This checklist outlines the nature of stockholders’ agreements and their structure.
The shares (or stock) issued by most limited companies are classed as “ordinary,” and each share carries one vote. Majority shareholders will therefore control voting in the company. Since minority shareholders may resent not having any say in important company decisions, conflicts can arise. To minimize these, it is advisable that the shareholders sign a stockholders’ agreement—which will give small shareholders a voice in these big decisions.
Stockholders’ agreements are more commonly used in certain circumstances: for example, when some shareholders are not directors and thus do not have much of a role in the decisions of the board, or in the case of equal-stake joint ventures.
A stockholders’ agreement will establish the constitution of the board, the number of directors, which shareholder(s) will have the right to appoint directors (and how many), and who will be the chairman of the board and have the casting vote if needed. It will also decide who will have management control and how board meetings and voting will operate.
The agreement can also establish that certain business issues will require the approval of 100% of the shares. These are usually only very important issues, such as: the company entering into a contract with directors or shareholders; the incurring of expenditure or liability over a certain predetermined value; the company giving a guarantee or taking on an encumbrance (debt) of a certain value; the sale, transfer, lease, or licensing of any of the assets of the company other than in the ordinary course of business; or the altering of any provisions of the company bylaws.

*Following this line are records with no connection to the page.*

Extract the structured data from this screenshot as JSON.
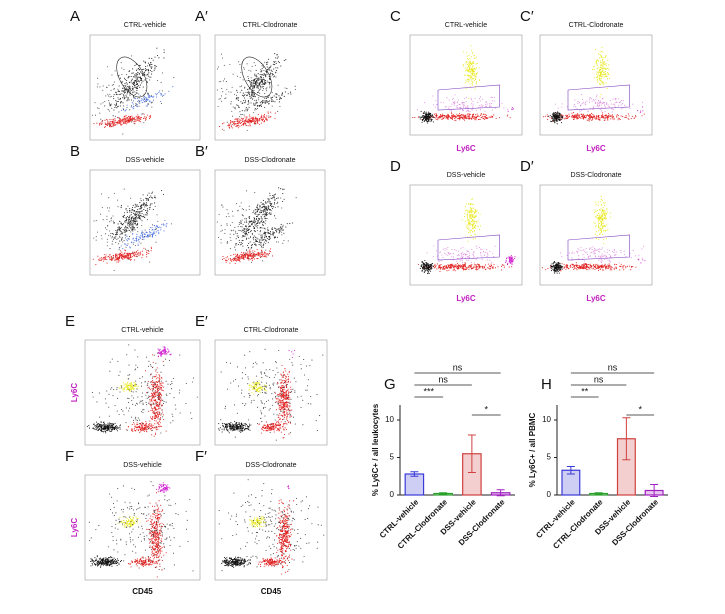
{
  "flow_panels": [
    {
      "label": "A",
      "title": "CTRL-vehicle"
    },
    {
      "label": "A′",
      "title": "CTRL-Clodronate"
    },
    {
      "label": "B",
      "title": "DSS-vehicle"
    },
    {
      "label": "B′",
      "title": "DSS-Clodronate"
    },
    {
      "label": "C",
      "title": "CTRL-vehicle",
      "x_label": "Ly6C"
    },
    {
      "label": "C′",
      "title": "CTRL-Clodronate",
      "x_label": "Ly6C"
    },
    {
      "label": "D",
      "title": "DSS-vehicle",
      "x_label": "Ly6C"
    },
    {
      "label": "D′",
      "title": "DSS-Clodronate",
      "x_label": "Ly6C"
    },
    {
      "label": "E",
      "title": "CTRL-vehicle",
      "y_label": "Ly6C"
    },
    {
      "label": "E′",
      "title": "CTRL-Clodronate"
    },
    {
      "label": "F",
      "title": "DSS-vehicle",
      "y_label": "Ly6C",
      "x_label": "CD45"
    },
    {
      "label": "F′",
      "title": "DSS-Clodronate",
      "x_label": "CD45"
    }
  ],
  "chart_data": [
    {
      "type": "bar",
      "label": "G",
      "y_label": "% Ly6C+ / all leukocytes",
      "categories": [
        "CTRL-vehicle",
        "CTRL-Clodronate",
        "DSS-vehicle",
        "DSS-Clodronate"
      ],
      "values": [
        2.8,
        0.2,
        5.5,
        0.3
      ],
      "errors": [
        0.3,
        0.1,
        2.5,
        0.4
      ],
      "colors": [
        "#3a3ad8",
        "#2ca02c",
        "#d04040",
        "#a020c0"
      ],
      "ylim": [
        0,
        12
      ],
      "yticks": [
        0,
        5,
        10
      ],
      "annotations": [
        "***",
        "ns",
        "ns",
        "*"
      ]
    },
    {
      "type": "bar",
      "label": "H",
      "y_label": "% Ly6C+ / all PBMC",
      "categories": [
        "CTRL-vehicle",
        "CTRL-Clodronate",
        "DSS-vehicle",
        "DSS-Clodronate"
      ],
      "values": [
        3.3,
        0.2,
        7.5,
        0.6
      ],
      "errors": [
        0.5,
        0.1,
        2.8,
        0.8
      ],
      "colors": [
        "#3a3ad8",
        "#2ca02c",
        "#d04040",
        "#a020c0"
      ],
      "ylim": [
        0,
        12
      ],
      "yticks": [
        0,
        5,
        10
      ],
      "annotations": [
        "**",
        "ns",
        "ns",
        "*"
      ]
    }
  ]
}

In general, a stockholders’ agreement is a contract between shareholders that can stipulate more or less anything, as long as it does not contravene the law or the bylaws of the company
Stockholders’ agreements protect minority shareholders and allow them to participate in decisions from which they might otherwise be excluded.
Stockholders’ agreements are not regulated. Shareholders have the flexibility to decide the type of contract they want.

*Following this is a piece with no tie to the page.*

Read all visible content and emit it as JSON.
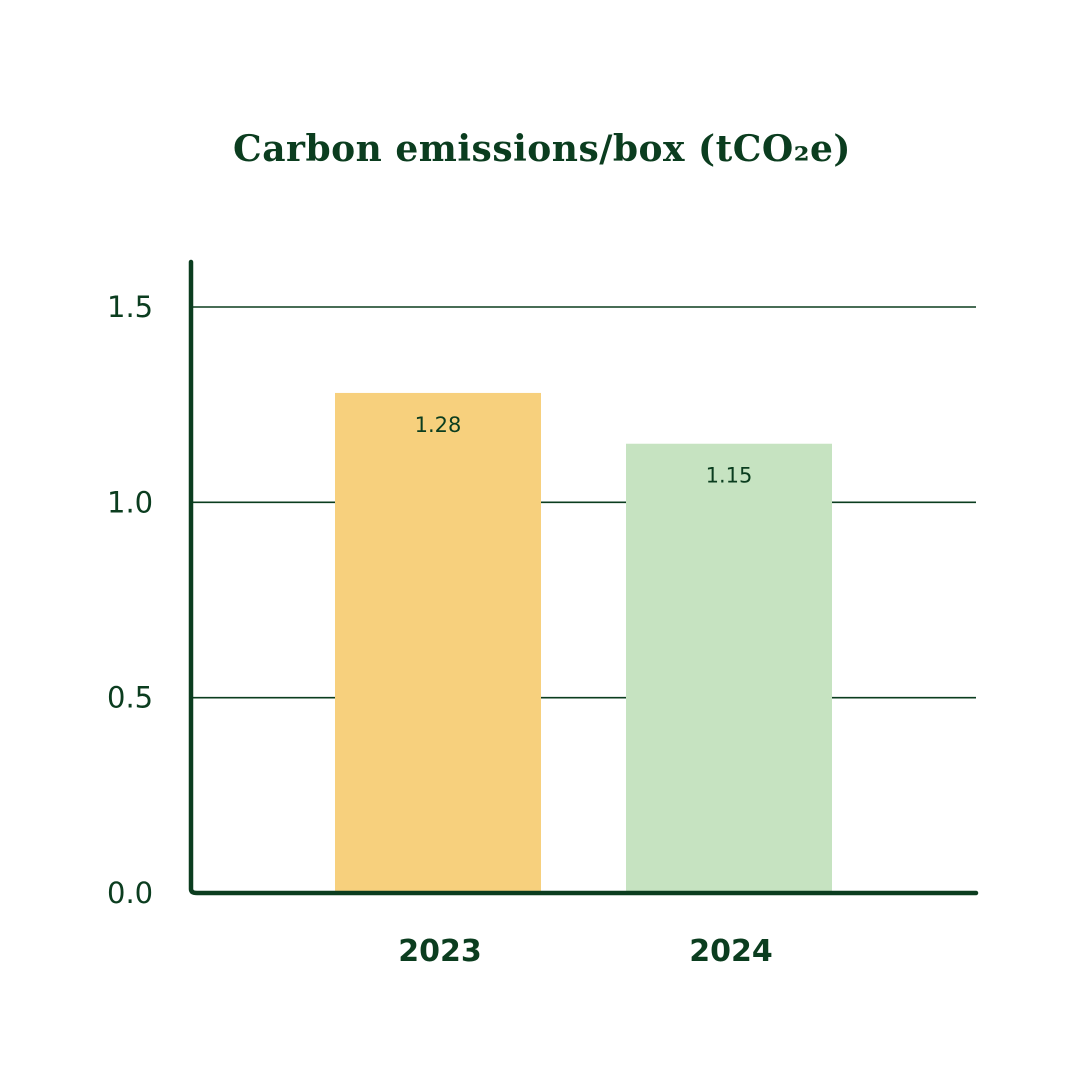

The stockholders’ agreement can also restrict the transfer of shares and will establish pre-emption rights (the right of existing shareholders to be the first to acquire the shares of another shareholder).
Assenting to a stockholders’ agreement may involve extensive negotiations and require professional advice. It could be expensive to draft and put in place.
Study any shareholder agreement carefully before signing. Be clear what you would like to achieve from it.
Be prepared for extensive negotiations, which could prove time-consuming as well as costly.
Economize by negotiating a reasonable rate with your legal and financial advisers, but remember that it is better to incur costs and understand the agreement you sign than to enter into an agreement that you do not understand and may not represent your interests.
Dos and Don’ts
Involve your lawyers in the negotiation of a stockholders’ agreement.
Think carefully what you would like to achieve from it.
If necessary, request the right to appoint a director as your representative on the board. In this way, you can influence decisions in the company at board level.
Don’t make the mistake of entering into a stockholders’ agreement that you do not understand and does not represent your interests.